Что Ришельевская с Полицейской – стали Ленина с Люксембург, я знал. А теперь оказалось, что две эти улицы образуют угол. Я пошел по широкой дуге, постепенно приближаясь к нему, прочесывая квартал за кварталом, открывая каждую калитку, не пропуская ни одной подворотни, заглядывая во все дворы подряд. Я отчетливо помнил окна, перила, лестницы, стол, платан, хотя фотографий у меня с собой не было, они остались в альбоме.

Ничего похожего не нашлось. За две недели я убедился, что моего двора тут нет. Разве что попался один – на самой Ришельевской, с платаном, таким огромным, что торчал над крышей и виден был с улицы, как будто дом нанизан на кривой шишковатый ствол. Стол вроде тоже стоял там же, хотя стал гораздо меньше. Но дом не похож совсем: вместо широких веранд по стенам вокруг двора тянулись строительные леса, ветхие, шаткие, кажется, много лет назад тут устроенные зачем-то, да и брошенные навсегда.

И все-таки это был единственный двор, куда я вернулся второй раз.

За столом под платаном сидели два небритых дядьки лет пятидесяти в застиранных офицерских гимнастерках неопределенного светло-бурого цвета, без погон, с закатанными рукавами. Перед ними стоял трехлитровый баллон желтоватого разливного портвейна в окружении кое-какой закуски, среди которой выделялась вываленная прямо на стол живописная груда свежих огурцов.

– Здесь ничего не сдается, – сказал мне один из дядек, едва я показался из подворотни.

– А я ничего и не снимаю, – ответил я, улыбаясь по возможности приветливо. – Просто смотрю. Нельзя?

– Что-то ты неделю уже гуляешь тут. Кого ищем? Чего потерял-то?

Я объяснил. Ну да, а что такого? Ищу дом, в котором родилась моя бабушка. Она тут росла, пока не уехала в Москву поступать в консерваторию. А родители и сестры ее остались. Вот. И потом, ранней весной сорок первого года, она сюда вернулась совсем уже на сносях и в марте здесь родила мою мать.

– Как фамилия-то? – поинтересовался дядька, по-прежнему не очень дружелюбно.
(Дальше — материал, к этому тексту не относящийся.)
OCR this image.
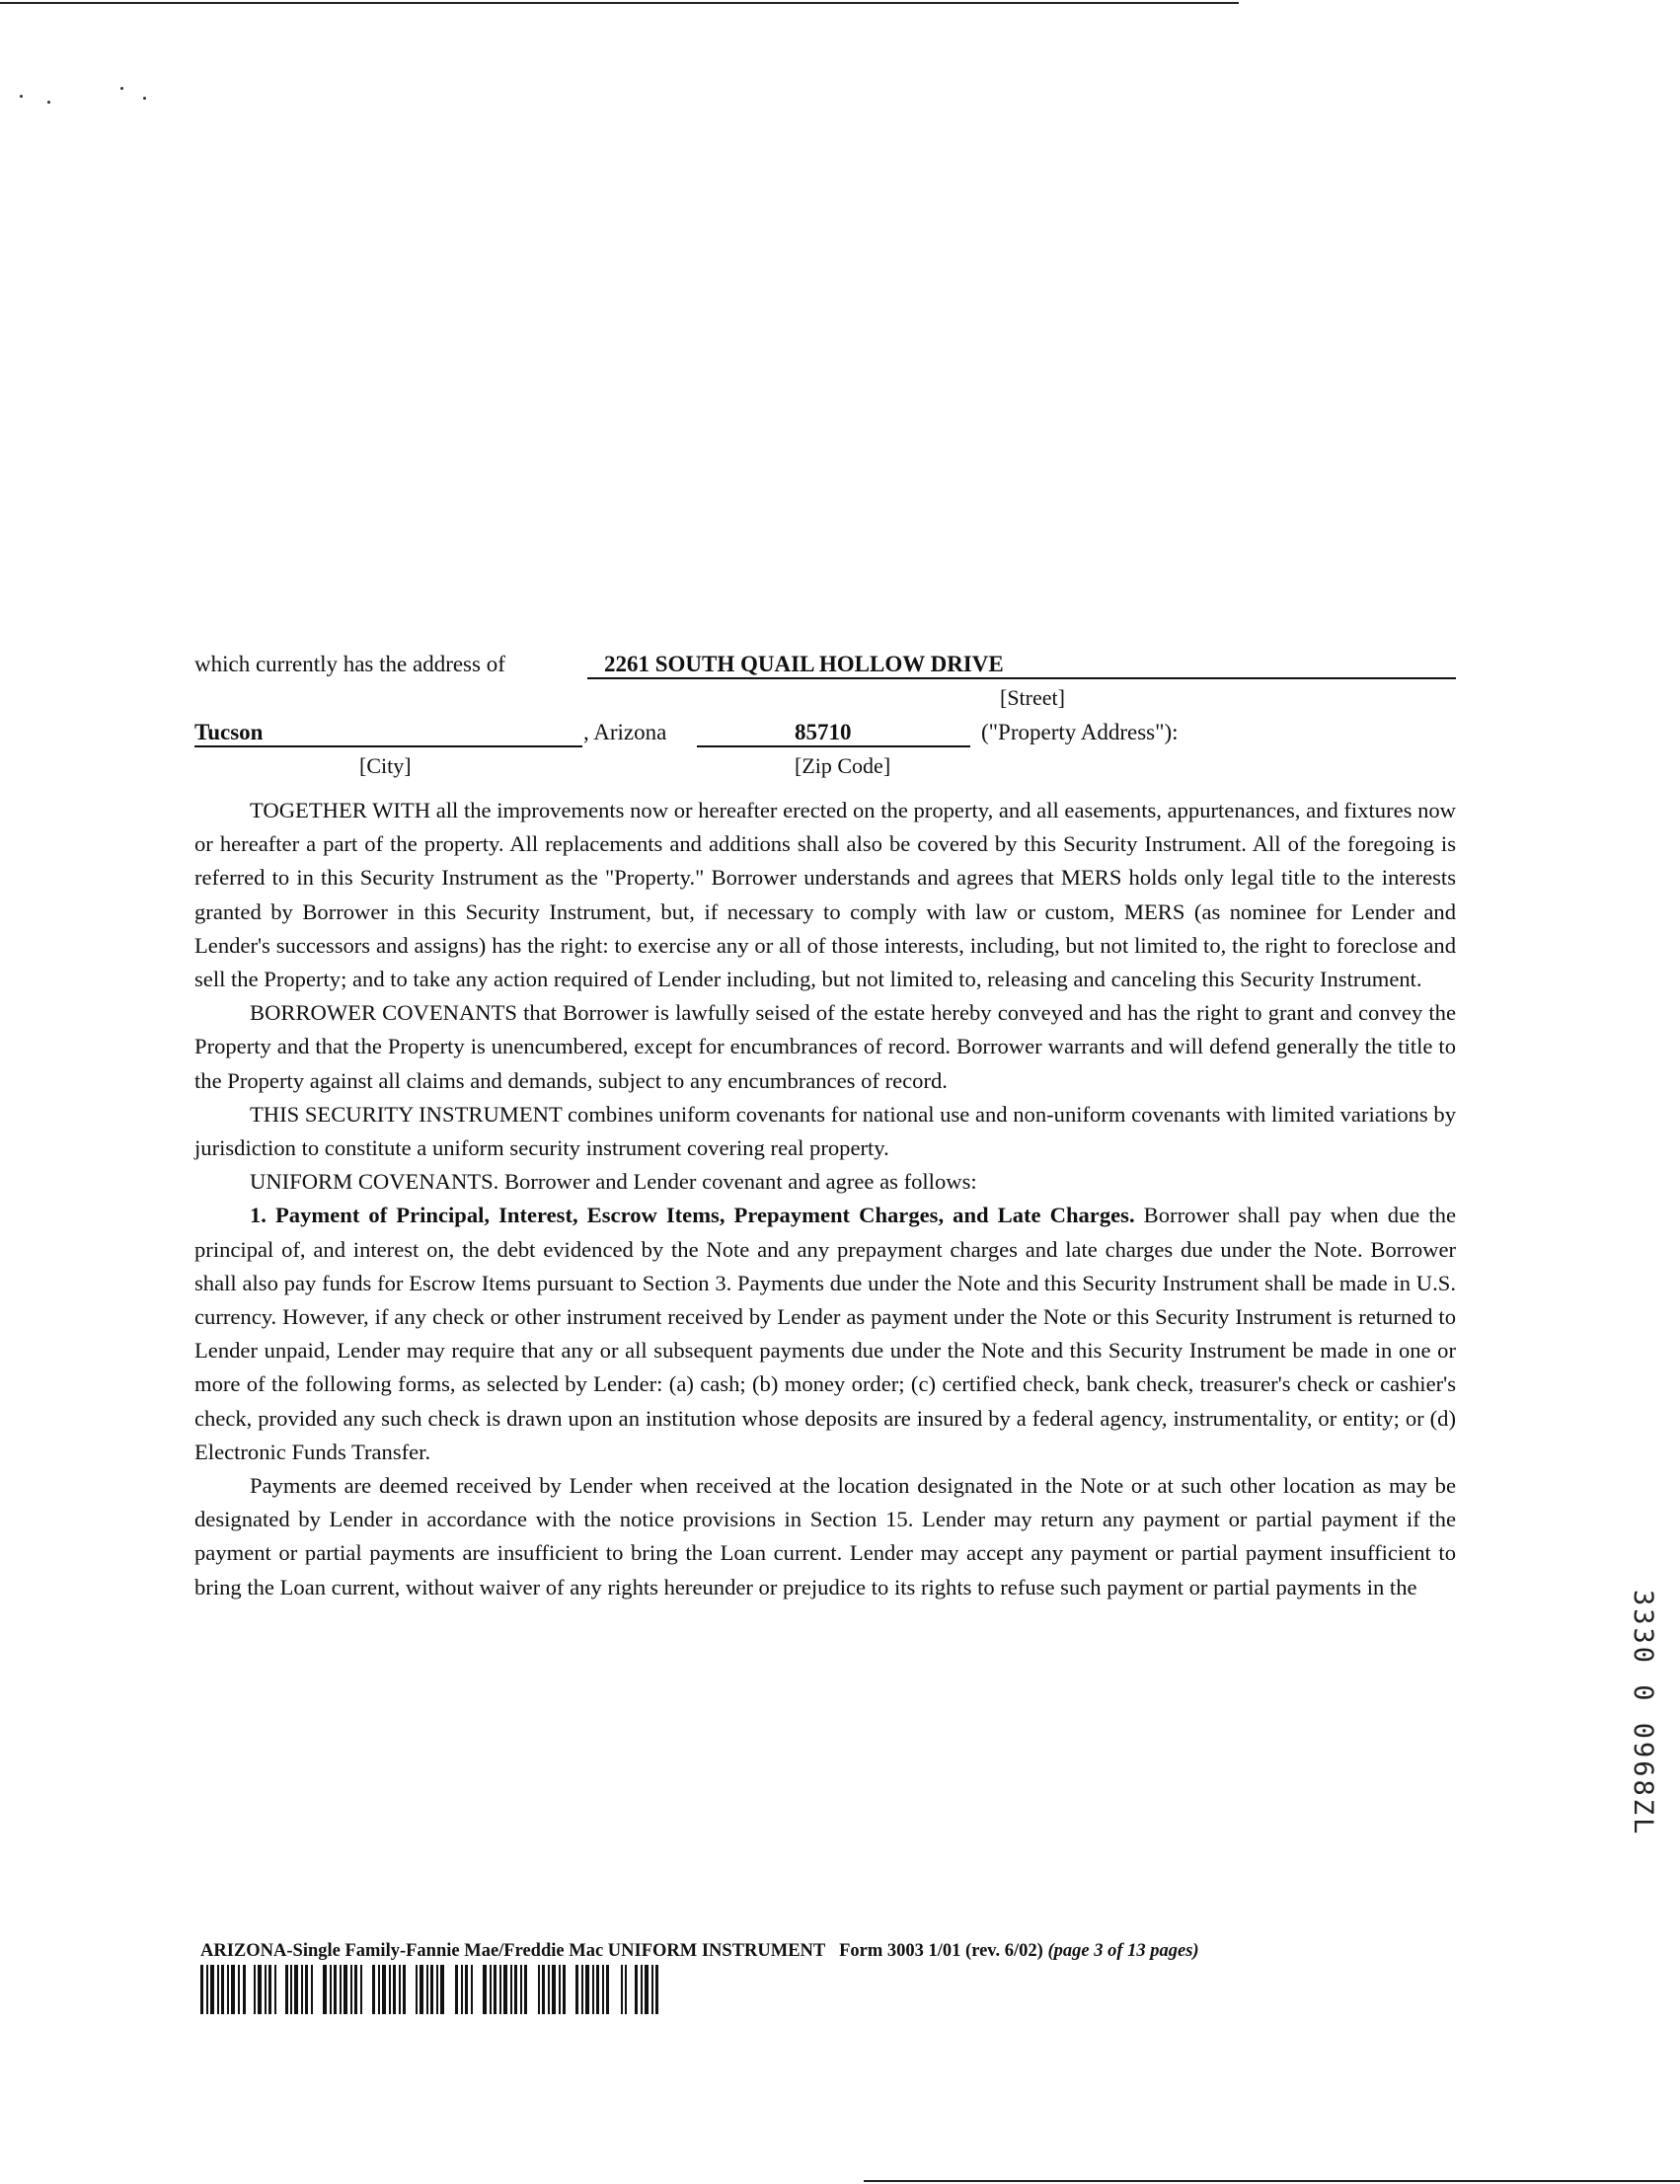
which currently has the address of	2261 SOUTH QUAIL HOLLOW DRIVE
[Street]
Tucson	, Arizona	85710	("Property Address"):
[City]	[Zip Code]

TOGETHER WITH all the improvements now or hereafter erected on the property, and all easements, appurtenances, and fixtures now or hereafter a part of the property. All replacements and additions shall also be covered by this Security Instrument. All of the foregoing is referred to in this Security Instrument as the "Property." Borrower understands and agrees that MERS holds only legal title to the interests granted by Borrower in this Security Instrument, but, if necessary to comply with law or custom, MERS (as nominee for Lender and Lender's successors and assigns) has the right: to exercise any or all of those interests, including, but not limited to, the right to foreclose and sell the Property; and to take any action required of Lender including, but not limited to, releasing and canceling this Security Instrument.

BORROWER COVENANTS that Borrower is lawfully seised of the estate hereby conveyed and has the right to grant and convey the Property and that the Property is unencumbered, except for encumbrances of record. Borrower warrants and will defend generally the title to the Property against all claims and demands, subject to any encumbrances of record.

THIS SECURITY INSTRUMENT combines uniform covenants for national use and non-uniform covenants with limited variations by jurisdiction to constitute a uniform security instrument covering real property.

UNIFORM COVENANTS. Borrower and Lender covenant and agree as follows:

1. Payment of Principal, Interest, Escrow Items, Prepayment Charges, and Late Charges. Borrower shall pay when due the principal of, and interest on, the debt evidenced by the Note and any prepayment charges and late charges due under the Note. Borrower shall also pay funds for Escrow Items pursuant to Section 3. Payments due under the Note and this Security Instrument shall be made in U.S. currency. However, if any check or other instrument received by Lender as payment under the Note or this Security Instrument is returned to Lender unpaid, Lender may require that any or all subsequent payments due under the Note and this Security Instrument be made in one or more of the following forms, as selected by Lender: (a) cash; (b) money order; (c) certified check, bank check, treasurer's check or cashier's check, provided any such check is drawn upon an institution whose deposits are insured by a federal agency, instrumentality, or entity; or (d) Electronic Funds Transfer.

Payments are deemed received by Lender when received at the location designated in the Note or at such other location as may be designated by Lender in accordance with the notice provisions in Section 15. Lender may return any payment or partial payment if the payment or partial payments are insufficient to bring the Loan current. Lender may accept any payment or partial payment insufficient to bring the Loan current, without waiver of any rights hereunder or prejudice to its rights to refuse such payment or partial payments in the

ARIZONA-Single Family-Fannie Mae/Freddie Mac UNIFORM INSTRUMENT Form 3003 1/01 (rev. 6/02) (page 3 of 13 pages)
3330 0 0968ZL
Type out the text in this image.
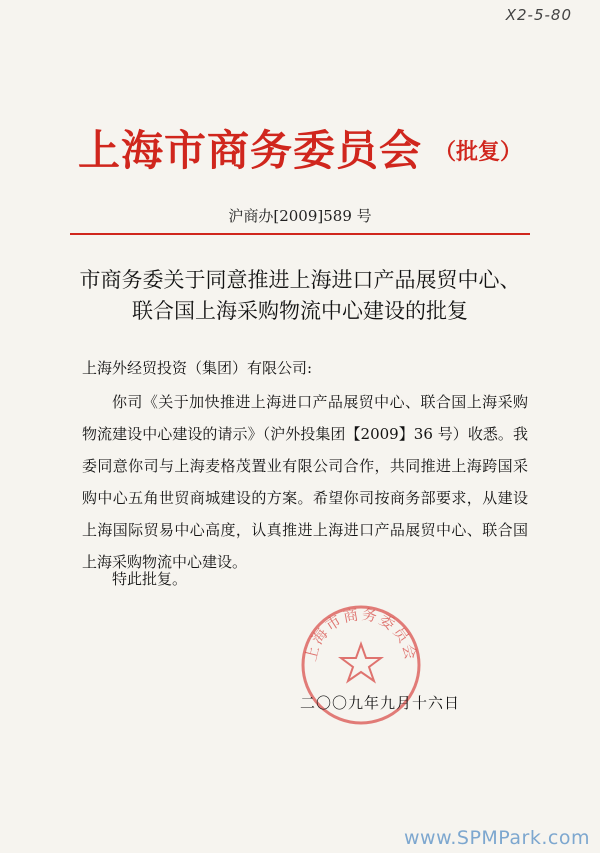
X2-5-80
上海市商务委员会 （批复）
沪商办[2009]589 号
市商务委关于同意推进上海进口产品展贸中心、
联合国上海采购物流中心建设的批复
上海外经贸投资（集团）有限公司:
你司《关于加快推进上海进口产品展贸中心、联合国上海采购物流建设中心建设的请示》（沪外投集团【2009】36 号）收悉。我委同意你司与上海麦格茂置业有限公司合作，共同推进上海跨国采购中心五角世贸商城建设的方案。希望你司按商务部要求，从建设上海国际贸易中心高度，认真推进上海进口产品展贸中心、联合国上海采购物流中心建设。
特此批复。
上海市商务委员会
二〇〇九年九月十六日
www.SPMPark.com
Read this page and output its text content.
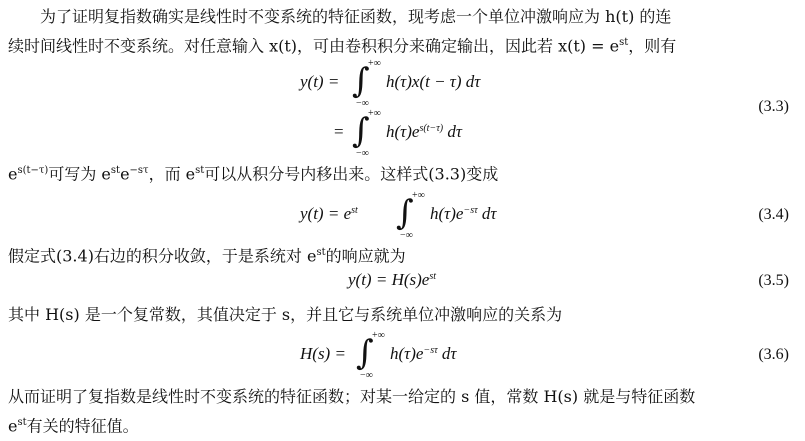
为了证明复指数确实是线性时不变系统的特征函数，现考虑一个单位冲激响应为 h(t) 的连
续时间线性时不变系统。对任意输入 x(t)，可由卷积积分来确定输出，因此若 $x(t) = e^{st}$，则有
y(t) = ∫
+∞
−∞
h(τ)x(t − τ) dτ
(3.3)
= ∫
+∞
−∞
$h(\tau)e^{s(t-\tau)}$ dτ
$e^{s(t-\tau)}$可写为 $e^{st}e^{-s\tau}$，而 $e^{st}$可以从积分号内移出来。这样式(3.3)变成
$y(t) = e^{st}$ ∫
+∞
−∞
$h(\tau)e^{-s\tau}$ dτ	(3.4)
假定式(3.4)右边的积分收敛，于是系统对 $e^{st}$的响应就为
$y(t) = H(s)e^{st}$	(3.5)
其中 H(s) 是一个复常数，其值决定于 s，并且它与系统单位冲激响应的关系为
H(s) = ∫
+∞
−∞
$h(\tau)e^{-s\tau}$ dτ	(3.6)
从而证明了复指数是线性时不变系统的特征函数；对某一给定的 s 值，常数 H(s) 就是与特征函数
$e^{st}$有关的特征值。
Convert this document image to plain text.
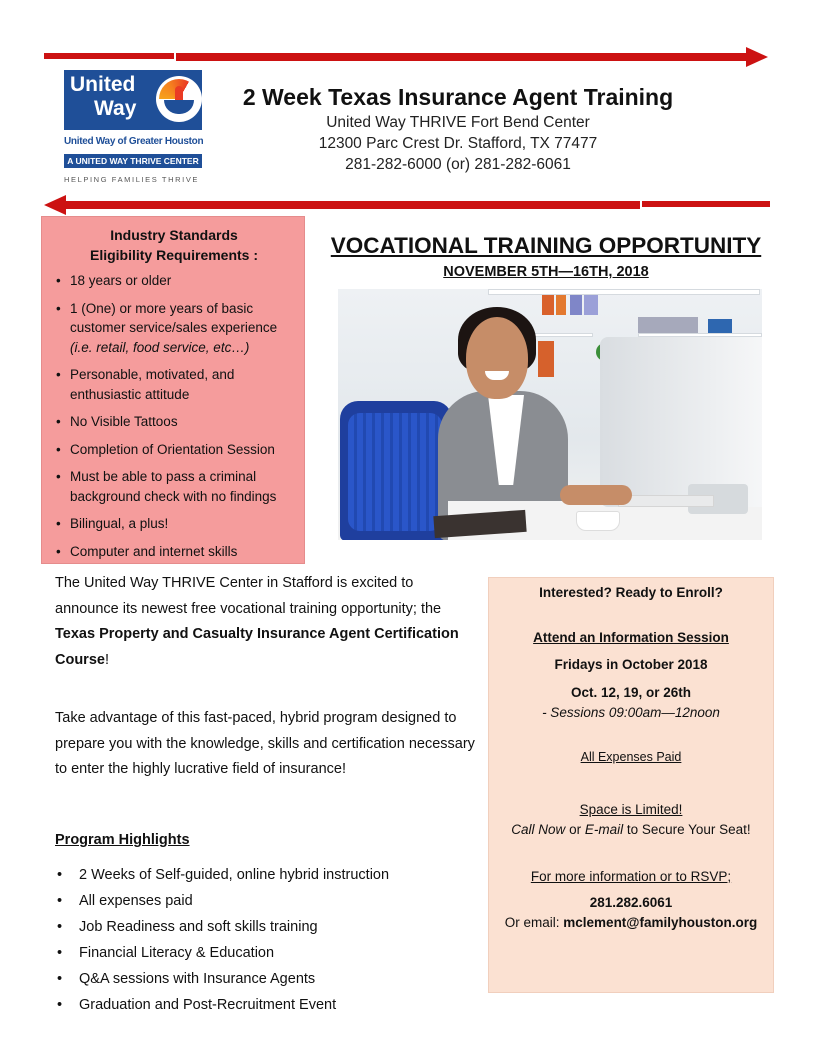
United
Way
United Way of Greater Houston
A UNITED WAY THRIVE CENTER
HELPING FAMILIES THRIVE
2 Week Texas Insurance Agent Training
United Way THRIVE Fort Bend Center
12300 Parc Crest Dr. Stafford, TX 77477
281-282-6000 (or) 281-282-6061
Industry Standards
Eligibility Requirements :
• 18 years or older
• 1 (One) or more years of basic customer service/sales experience (i.e. retail, food service, etc…)
• Personable, motivated, and enthusiastic attitude
• No Visible Tattoos
• Completion of Orientation Session
• Must be able to pass a criminal background check with no findings
• Bilingual, a plus!
• Computer and internet skills
VOCATIONAL TRAINING OPPORTUNITY
NOVEMBER 5TH—16TH, 2018
The United Way THRIVE Center in Stafford is excited to announce its newest free vocational training opportunity; the Texas Property and Casualty Insurance Agent Certification Course!
Take advantage of this fast-paced, hybrid program designed to prepare you with the knowledge, skills and certification necessary to enter the highly lucrative field of insurance!
Program Highlights
• 2 Weeks of Self-guided, online hybrid instruction
• All expenses paid
• Job Readiness and soft skills training
• Financial Literacy & Education
• Q&A sessions with Insurance Agents
• Graduation and Post-Recruitment Event
Interested? Ready to Enroll?
Attend an Information Session
Fridays in October 2018
Oct. 12, 19, or 26th
- Sessions 09:00am—12noon
All Expenses Paid
Space is Limited!
Call Now or E-mail to Secure Your Seat!
For more information or to RSVP;
281.282.6061
Or email: mclement@familyhouston.org
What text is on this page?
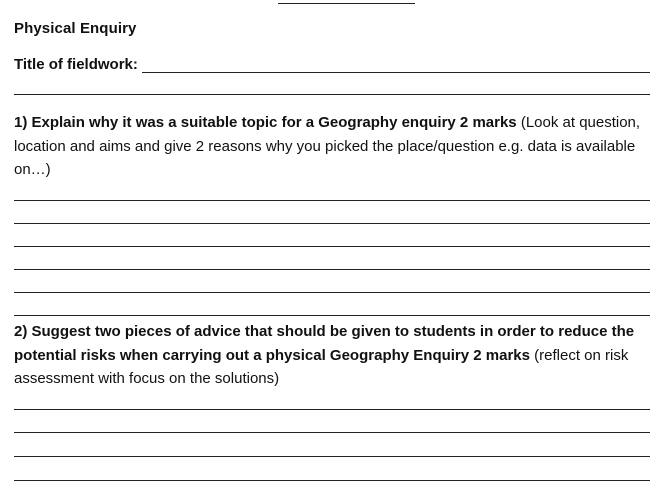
Physical Enquiry
Title of fieldwork:
1) Explain why it was a suitable topic for a Geography enquiry 2 marks (Look at question, location and aims and give 2 reasons why you picked the place/question e.g. data is available on…)
2) Suggest two pieces of advice that should be given to students in order to reduce the potential risks when carrying out a physical Geography Enquiry 2 marks (reflect on risk assessment with focus on the solutions)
Я сказал, какая была фамилия моей Зинаиды Марковны.

– Нету таких, – сказал он глухо и подбородком показал мне на свободный край лавки. – Может, и были до войны, а теперь нету. С такими фамилиями тут в оккупацию не выживали. Одессу же румыны занимали вместе с немцами. А у румын команды имелись специальные для этого. Ваших в Бессарабию гнали расстреливать.

– Мои уцелели, – ответил я. – За ними дед приехал в мае сорок первого. Почуял что-то. Сообразил. И маму мою с бабушкой вывез. Так что остались живы. А вот семья бабушкина вся погибла, это точно. Все до единого. Никто не спасся.

Мы помолчали. Второй дядька, выслушавший весь наш разговор, не вставив ни слова, выудил откуда-то из кучи огурцов стакан, плеснул в него портвейна и подвинул мне.

Потом он откинул кухонное полотенце перед собою, и я увидел, что им была прикрыта маленькая кастрюлька, которую я совершенно точно уже где-то видел. Эмалированная такая, серо-зеленая, в беспорядочную крапинку. Через полминуты он протянул мне здоровенный ломоть серого ноздреватого хлеба, толсто намазанный форшмаком из селедки с яблоками и крутыми яйцами.

Я откусил сразу большой кусок и совершенно не удивился тому, что знаю вкус этого форшмака. Знаю, конечно. Еще бы мне не знать его.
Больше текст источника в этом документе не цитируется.